With the return of the U.S. Open to Bethpage next year, rumors are circulating about a Ladies Professional Golfers Association tour event coming to Long Island in the near future.

But it’s just rumor, according to Michael Pascucci, the owner of Sebonac Golf Club in Southampton, where the women’s golf tournament was supposed to be headed.

Opened in 2006, Sebonac is a 7,286-yard, par 72 layout designed by Jack Nicklaus and Tom Doak. The LPGA didn’t return a request for comment.

Printer expands

Antares Information Technologies, a corporate printer in Central Islip, said it will create 105 jobs and spend $12 million in renovations and equipment within the next five years.

The company is seeking Town of Islip Empire Zone benefits to enable the expansion. Founded in 1997, Antares has 475 employees and services major banks and other financial institutions.

Antares headquarters on Motor Parkway would undergo renovations and get new equipment to accommodate an increase in demand for commercial printing.

H2M takes the field

Engineering and architectural specialists H2M will be one of the lead architects on a major renovation planned for a 50-acre athletic field in Brentwood.

The park renewal on the corner of Crooked Hill Road and Community College Drive will include new playing fields, concessions stands, maintenance buildings, an announcer building, playgrounds, picnic areas and parking. Melville-based H2M will also serve as project engineer.

Plans for the parkland property were unveiled at a public meeting at Suffolk County Community College last month.
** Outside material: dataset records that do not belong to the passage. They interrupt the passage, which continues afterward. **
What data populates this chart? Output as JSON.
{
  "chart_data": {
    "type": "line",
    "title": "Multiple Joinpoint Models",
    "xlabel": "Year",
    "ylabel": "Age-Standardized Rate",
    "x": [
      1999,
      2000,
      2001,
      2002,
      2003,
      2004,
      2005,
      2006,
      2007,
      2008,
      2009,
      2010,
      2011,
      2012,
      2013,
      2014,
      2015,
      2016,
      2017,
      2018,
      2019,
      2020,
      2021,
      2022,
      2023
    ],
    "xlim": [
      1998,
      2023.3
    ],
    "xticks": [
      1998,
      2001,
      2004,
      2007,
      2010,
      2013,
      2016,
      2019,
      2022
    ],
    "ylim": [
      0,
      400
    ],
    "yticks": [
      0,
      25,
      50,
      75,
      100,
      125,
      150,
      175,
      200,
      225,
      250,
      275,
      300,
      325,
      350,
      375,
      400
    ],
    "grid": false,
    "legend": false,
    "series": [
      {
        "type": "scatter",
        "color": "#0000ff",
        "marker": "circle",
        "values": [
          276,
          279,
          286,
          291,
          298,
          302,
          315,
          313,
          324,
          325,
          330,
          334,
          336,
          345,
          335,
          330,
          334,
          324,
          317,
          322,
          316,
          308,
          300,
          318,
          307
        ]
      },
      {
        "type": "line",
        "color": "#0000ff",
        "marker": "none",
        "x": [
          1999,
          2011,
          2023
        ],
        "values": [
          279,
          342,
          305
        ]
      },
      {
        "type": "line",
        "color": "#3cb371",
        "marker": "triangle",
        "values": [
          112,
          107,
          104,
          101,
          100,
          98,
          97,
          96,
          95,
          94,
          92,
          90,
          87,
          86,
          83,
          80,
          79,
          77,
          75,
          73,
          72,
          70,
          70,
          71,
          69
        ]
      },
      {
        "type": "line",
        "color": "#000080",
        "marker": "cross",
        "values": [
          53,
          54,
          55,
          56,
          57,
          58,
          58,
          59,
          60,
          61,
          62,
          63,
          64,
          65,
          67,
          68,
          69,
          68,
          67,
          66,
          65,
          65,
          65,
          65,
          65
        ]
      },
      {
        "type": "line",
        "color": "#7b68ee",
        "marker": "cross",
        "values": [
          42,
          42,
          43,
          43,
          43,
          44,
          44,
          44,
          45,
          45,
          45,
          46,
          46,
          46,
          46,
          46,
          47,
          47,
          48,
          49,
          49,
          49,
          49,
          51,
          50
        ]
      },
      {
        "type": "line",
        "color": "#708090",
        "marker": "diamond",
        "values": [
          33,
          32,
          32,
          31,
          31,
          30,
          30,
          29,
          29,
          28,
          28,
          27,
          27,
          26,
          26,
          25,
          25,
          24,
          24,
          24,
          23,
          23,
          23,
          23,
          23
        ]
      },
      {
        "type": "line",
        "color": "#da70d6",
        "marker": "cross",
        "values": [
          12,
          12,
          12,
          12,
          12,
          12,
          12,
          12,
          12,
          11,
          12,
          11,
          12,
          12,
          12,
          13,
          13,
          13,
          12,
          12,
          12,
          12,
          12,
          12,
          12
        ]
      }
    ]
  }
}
The property was originally part of the Pilgrim State Psychiatric Center.

Home prices slip

January statistics show a $417,500 closed median home price for Long Island, the lowest since April 2005 when it was $415,000, according to the Multiple Listing Service of Long Island.

January’s closed median price is 4.6 percent lower than the January 2007 closed median home price which was $437,800.
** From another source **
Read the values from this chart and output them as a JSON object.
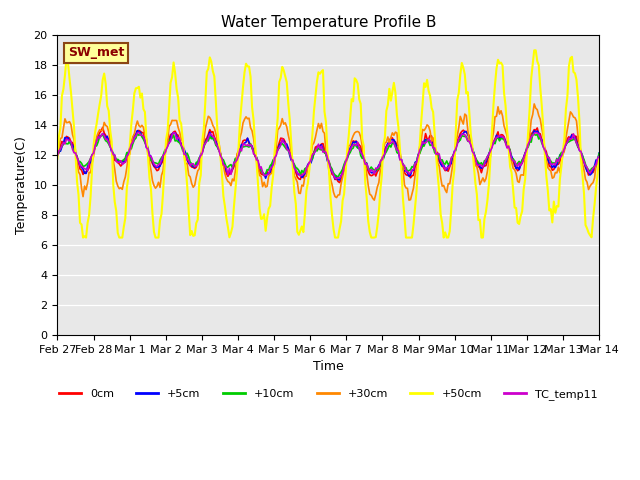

Suffolk County reported a closed median home price last month of $373,500, a 6 percent decrease from a year ago, when the closed median price was $397,500.

Nassau saw a smaller decline. Its January 2008 closed median price was $440,000, down 2.2 percent from a year ago.

Real Deals

Capital Management Development will redevelop a blighted three-story property in Patchogue into a five-story, 50,000-square-foot self-storage facility.

Carro Associates received $1.21 million for the property located at 270 West Main Street, on the corner of Route 112.